Their
role in the Great Commission is to go
and take the gospel to other nations. For the rest of us, our role is to send them. They go, we send. And as John
the Apostle says in 3 John 6-8, we are to “send them on their journey in a
manner worthy of God.” John continues, “For they have gone out for the sake of
the name...Therefore we ought to support people like these, that we may be
fellow workers for the truth.”
As fellow
workers, there are two key ways we can help send and sustain missionaries: by
caring for the person and by supporting their work.
Caring for the Person
Because
missionaries are ordinary people, we can care for them just like we do any other
person. We can encourage them, love them, pray for them, spend time with them,
contribute to their needs, celebrate with them and weep with them.
But, while
their identity may be ordinary, the context of their life is not. The extraordinary call on their life to
leave the comforts and close community of home and move to a spiritually
neutral or even spiritually unwelcoming people for the sake of the gospel means
their ordinary day is not like any ordinary day. This means we’ll be extending
very ordinary care to people in very extraordinary environments.

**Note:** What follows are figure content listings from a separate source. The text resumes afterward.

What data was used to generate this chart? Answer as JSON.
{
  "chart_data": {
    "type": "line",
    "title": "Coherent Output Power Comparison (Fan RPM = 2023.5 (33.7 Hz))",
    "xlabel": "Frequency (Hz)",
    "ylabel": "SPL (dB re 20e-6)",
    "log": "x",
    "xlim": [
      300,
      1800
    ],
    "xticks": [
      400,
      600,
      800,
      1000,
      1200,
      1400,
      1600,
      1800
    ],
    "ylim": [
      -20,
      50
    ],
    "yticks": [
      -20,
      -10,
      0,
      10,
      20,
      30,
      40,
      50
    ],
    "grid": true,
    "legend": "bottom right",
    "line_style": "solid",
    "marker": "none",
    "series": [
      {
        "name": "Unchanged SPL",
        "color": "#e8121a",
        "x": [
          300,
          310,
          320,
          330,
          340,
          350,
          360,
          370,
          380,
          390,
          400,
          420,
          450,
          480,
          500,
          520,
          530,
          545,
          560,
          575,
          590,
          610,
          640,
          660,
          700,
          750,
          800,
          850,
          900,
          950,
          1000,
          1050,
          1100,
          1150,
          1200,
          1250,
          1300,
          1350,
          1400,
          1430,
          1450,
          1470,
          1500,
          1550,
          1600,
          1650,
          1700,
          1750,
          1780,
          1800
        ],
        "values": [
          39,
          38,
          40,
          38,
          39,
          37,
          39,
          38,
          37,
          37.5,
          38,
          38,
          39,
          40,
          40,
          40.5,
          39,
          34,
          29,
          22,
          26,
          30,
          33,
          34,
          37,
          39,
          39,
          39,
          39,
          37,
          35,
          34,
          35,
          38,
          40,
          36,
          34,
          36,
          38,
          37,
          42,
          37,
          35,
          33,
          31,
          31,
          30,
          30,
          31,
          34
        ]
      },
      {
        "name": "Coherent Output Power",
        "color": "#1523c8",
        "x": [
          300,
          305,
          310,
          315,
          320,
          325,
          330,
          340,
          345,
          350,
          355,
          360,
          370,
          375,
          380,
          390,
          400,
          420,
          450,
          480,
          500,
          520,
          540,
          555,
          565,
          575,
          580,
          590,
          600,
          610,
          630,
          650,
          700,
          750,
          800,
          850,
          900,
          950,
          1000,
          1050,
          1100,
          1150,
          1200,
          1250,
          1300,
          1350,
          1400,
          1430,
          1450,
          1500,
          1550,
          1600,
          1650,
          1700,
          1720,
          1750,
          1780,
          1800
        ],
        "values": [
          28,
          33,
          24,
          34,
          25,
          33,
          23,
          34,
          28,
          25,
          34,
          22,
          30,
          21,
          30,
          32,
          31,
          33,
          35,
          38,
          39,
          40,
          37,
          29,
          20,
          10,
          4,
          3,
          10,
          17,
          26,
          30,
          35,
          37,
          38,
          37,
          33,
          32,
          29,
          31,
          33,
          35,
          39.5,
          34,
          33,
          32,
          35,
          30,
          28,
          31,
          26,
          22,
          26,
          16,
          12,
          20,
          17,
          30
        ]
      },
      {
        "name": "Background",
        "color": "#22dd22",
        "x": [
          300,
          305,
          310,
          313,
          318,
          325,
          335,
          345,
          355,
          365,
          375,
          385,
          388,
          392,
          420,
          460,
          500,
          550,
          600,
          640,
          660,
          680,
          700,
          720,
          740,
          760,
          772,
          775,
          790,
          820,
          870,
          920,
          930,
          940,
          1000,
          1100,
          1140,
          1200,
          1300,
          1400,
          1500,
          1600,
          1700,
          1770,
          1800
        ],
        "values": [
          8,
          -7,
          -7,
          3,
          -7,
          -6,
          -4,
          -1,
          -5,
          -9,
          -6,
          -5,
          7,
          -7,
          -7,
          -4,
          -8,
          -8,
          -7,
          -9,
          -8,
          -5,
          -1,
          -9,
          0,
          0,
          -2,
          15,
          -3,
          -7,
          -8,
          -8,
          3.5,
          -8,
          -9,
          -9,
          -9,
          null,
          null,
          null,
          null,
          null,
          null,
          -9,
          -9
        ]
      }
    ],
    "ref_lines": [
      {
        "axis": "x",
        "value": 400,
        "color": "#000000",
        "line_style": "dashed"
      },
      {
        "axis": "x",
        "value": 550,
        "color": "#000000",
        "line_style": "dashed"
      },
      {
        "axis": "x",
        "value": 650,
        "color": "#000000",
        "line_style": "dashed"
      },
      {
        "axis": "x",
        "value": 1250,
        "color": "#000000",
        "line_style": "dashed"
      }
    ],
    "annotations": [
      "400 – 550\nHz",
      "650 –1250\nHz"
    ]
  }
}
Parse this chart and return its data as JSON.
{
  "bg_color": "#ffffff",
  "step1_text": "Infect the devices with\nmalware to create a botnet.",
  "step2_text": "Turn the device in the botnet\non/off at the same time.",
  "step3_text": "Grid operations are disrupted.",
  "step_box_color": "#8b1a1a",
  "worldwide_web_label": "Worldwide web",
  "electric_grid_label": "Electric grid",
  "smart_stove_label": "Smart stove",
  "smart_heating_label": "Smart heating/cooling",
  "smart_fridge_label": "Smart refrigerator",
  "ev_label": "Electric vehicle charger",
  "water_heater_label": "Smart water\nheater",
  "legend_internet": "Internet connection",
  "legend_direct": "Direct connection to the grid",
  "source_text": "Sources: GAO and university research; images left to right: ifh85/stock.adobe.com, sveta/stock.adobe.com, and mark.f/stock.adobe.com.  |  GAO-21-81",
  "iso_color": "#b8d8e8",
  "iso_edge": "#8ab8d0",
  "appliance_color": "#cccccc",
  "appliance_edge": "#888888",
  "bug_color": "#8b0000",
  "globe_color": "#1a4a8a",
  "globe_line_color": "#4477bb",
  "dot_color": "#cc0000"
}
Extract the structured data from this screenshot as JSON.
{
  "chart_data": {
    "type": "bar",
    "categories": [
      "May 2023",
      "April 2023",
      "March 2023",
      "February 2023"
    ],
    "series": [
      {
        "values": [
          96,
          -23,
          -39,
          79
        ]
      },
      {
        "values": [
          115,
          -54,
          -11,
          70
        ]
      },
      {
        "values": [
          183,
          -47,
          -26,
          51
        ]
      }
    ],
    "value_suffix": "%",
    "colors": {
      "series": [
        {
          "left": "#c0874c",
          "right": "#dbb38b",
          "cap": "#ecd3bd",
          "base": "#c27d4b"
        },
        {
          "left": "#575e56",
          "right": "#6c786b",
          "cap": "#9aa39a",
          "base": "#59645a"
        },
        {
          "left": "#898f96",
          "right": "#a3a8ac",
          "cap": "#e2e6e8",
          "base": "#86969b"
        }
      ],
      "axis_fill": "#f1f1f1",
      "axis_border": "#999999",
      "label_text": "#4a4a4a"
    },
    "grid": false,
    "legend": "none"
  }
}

We will
constantly need to ask, “How do we love and support someone in a high-pressure
environment 10,000 miles away?”
Here are a few suggestions:
Get acquainted. Share yourself even as you learn about them.
Ask. Ask them how you can best care for
them. Sometimes what we think would be helpful may not fit their context.
Communicate often. How about sending a
quick prayer or a quick hello over email?
Respond
to their newsletters. It’s tremendously encouraging. Your response doesn’t have
to be long, just respond.
Pray with them
and encourage them. Pray for their strength, for their affections and for
fearless love for those they’re ministering to. Pray for God to move mightily.
Encourage them in the Word. Remind them of God’s faithfulness.
Send care packages.
Visit. Few things are
more loving and encouraging than face-to-face. Consider a short-term mission
trip to see and support their ministry firsthand.
Supporting Their Work
We
can support the work of ordinary people in extraordinary circumstances by two essential
practices: praying and giving. Prayer is essential, as only God can bring
people from death to life. Finances are essential, as sending a missionary to live
in another country and providing for their ministry costs money.
Final
Thoughts
John the Apostle goes so far as to call missionary supporters
“fellow workers in the truth” (3 John 6-8). The apostle Paul calls them, “partners
in the gospel” (Phil. 1:5, 4:15-20). Be encouraged that your role among the
nations as a missionary supporter is never second-class. Support your
missionary well, in a manner worthy of God. Finally, remember that a happy,
healthy missionary is not the only goal of missionary care. A well-cared for
and fully supplied missionary is our hope, but our greater hope is that by
partnering with our missionaries as fellow workers, we will make more disciples
together than either of us could on our own. May God use our ordinary efforts
to build an extraordinary partnership between those who send and those who go.